Context and cache management. Long sessions accumulate files and tool output that crowd the context window; idle sessions can lose warm prompt cache and reload everything cold. A bug in how that context is pruned — like Cause 2 — can quietly delete the model’s working memory. This is the same cost surface as ordinary MCP context bloat: every connected server’s tool definitions, every file read, and every stale session eats budget the model needs to do useful work. When the context-management layer misbehaves, the model looks dumber even though it is identical.

Serving and quantisation. Inference providers routinely change how a model is served — quantisation level, batching, the specific GPU kernels — to manage cost and load. These changes are invisible to the user and can move output quality in either direction. This was not a cause in Anthropic’s April postmortem (they were explicit the model and API were untouched), but it belongs in the mental model: serving changes are a real, separate way quality can move under a fixed set of weights.

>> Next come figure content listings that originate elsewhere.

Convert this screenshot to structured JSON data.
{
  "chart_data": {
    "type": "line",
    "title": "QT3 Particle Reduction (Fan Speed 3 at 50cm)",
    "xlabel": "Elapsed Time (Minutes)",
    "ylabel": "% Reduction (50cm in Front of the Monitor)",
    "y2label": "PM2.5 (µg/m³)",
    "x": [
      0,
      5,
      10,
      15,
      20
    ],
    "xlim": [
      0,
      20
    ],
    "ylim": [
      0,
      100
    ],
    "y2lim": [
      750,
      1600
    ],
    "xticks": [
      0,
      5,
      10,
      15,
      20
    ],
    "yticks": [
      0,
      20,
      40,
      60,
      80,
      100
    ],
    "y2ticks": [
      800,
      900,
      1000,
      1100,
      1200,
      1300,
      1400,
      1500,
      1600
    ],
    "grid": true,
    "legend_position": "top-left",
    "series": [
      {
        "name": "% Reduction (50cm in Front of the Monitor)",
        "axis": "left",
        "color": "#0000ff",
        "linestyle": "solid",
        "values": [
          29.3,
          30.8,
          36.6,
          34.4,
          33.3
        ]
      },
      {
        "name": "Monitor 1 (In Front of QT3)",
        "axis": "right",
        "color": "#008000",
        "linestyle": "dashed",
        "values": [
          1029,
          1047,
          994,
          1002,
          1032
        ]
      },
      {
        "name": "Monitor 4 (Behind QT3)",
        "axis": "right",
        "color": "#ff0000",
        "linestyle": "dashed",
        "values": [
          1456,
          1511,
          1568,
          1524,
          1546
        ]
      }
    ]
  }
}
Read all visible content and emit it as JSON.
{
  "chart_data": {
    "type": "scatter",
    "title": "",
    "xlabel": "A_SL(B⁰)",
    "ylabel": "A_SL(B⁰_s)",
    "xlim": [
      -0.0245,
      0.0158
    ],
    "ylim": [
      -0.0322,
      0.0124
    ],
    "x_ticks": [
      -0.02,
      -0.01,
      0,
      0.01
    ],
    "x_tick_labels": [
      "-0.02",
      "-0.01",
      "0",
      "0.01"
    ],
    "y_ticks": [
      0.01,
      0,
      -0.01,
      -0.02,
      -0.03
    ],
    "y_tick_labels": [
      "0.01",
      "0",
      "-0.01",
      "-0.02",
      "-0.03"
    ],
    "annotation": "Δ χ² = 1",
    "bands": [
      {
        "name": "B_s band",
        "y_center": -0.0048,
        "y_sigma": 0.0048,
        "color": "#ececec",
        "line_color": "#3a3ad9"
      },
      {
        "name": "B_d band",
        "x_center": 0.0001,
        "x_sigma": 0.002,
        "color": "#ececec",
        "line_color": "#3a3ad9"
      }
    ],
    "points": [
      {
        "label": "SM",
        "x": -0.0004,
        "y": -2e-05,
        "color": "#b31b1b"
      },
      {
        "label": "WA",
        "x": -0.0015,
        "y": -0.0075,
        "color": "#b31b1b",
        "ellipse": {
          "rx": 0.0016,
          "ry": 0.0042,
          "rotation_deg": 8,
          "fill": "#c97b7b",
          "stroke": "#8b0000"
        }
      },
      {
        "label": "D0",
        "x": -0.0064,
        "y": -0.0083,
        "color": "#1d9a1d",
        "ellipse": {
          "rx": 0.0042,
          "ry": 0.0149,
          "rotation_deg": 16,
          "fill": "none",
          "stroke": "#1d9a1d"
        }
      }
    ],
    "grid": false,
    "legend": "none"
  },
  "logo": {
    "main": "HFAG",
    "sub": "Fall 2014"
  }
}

Load-based routing. Some platforms route requests across model variants or capacity tiers under load. When that happens, two users with the same prompt can get materially different answers depending on where they land. Add the inherent non-determinism of sampling — the same prompt yields a slightly different answer each run — and you have several independent reasons a model can feel inconsistent without anyone shipping a new model. Choosing the right tier deliberately is its own discipline; see our model routing guide.

Why internal evals missed it for weeks

The most uncomfortable part of the story is the gap between user reports and Anthropic’s own monitoring. The postmortem acknowledges that “neither our internal usage nor evals initially reproduced the issues identified.” Three structural reasons explain that gap, and each generalises beyond this one incident.

State-dependent bugs evade single-shot tests. The cache bug only manifested in a specific state — resumed idle sessions, where stale thinking was being cleared. Most eval suites fire fresh single-turn prompts and never reach that state. Simon Willison flagged exactly why this matters for real usage:

“I frequently have Claude Code sessions which I leave for an hour (or often a day or longer) before returning to them.”

Simon Willison · Blog

Willison on why the idle-session cache bug hit heavy users hardest — the state the bug needed was his normal workflow, not an edge case.

Source

Eval suites can be too narrow. Independent reporting on the postmortem noted that the suite was “too narrow to detect a 3% quality drop from prompt changes.” A few percentage points is hard to see in aggregate numbers but very visible to a developer doing the same task daily — the human is a higher-resolution detector than a coarse benchmark.

Internal builds drifted from public builds. When staff run a different build than customers, internal dogfooding can look clean while the shipped product is broken. Anthropic’s remediation commitment to run the exact public build internally is a direct response to this.

The takeaway for users is not that evals are useless — it is that aggregate evals and your lived experience measure different things. Trust your reproducible observations, and make them reproducible so others can confirm them.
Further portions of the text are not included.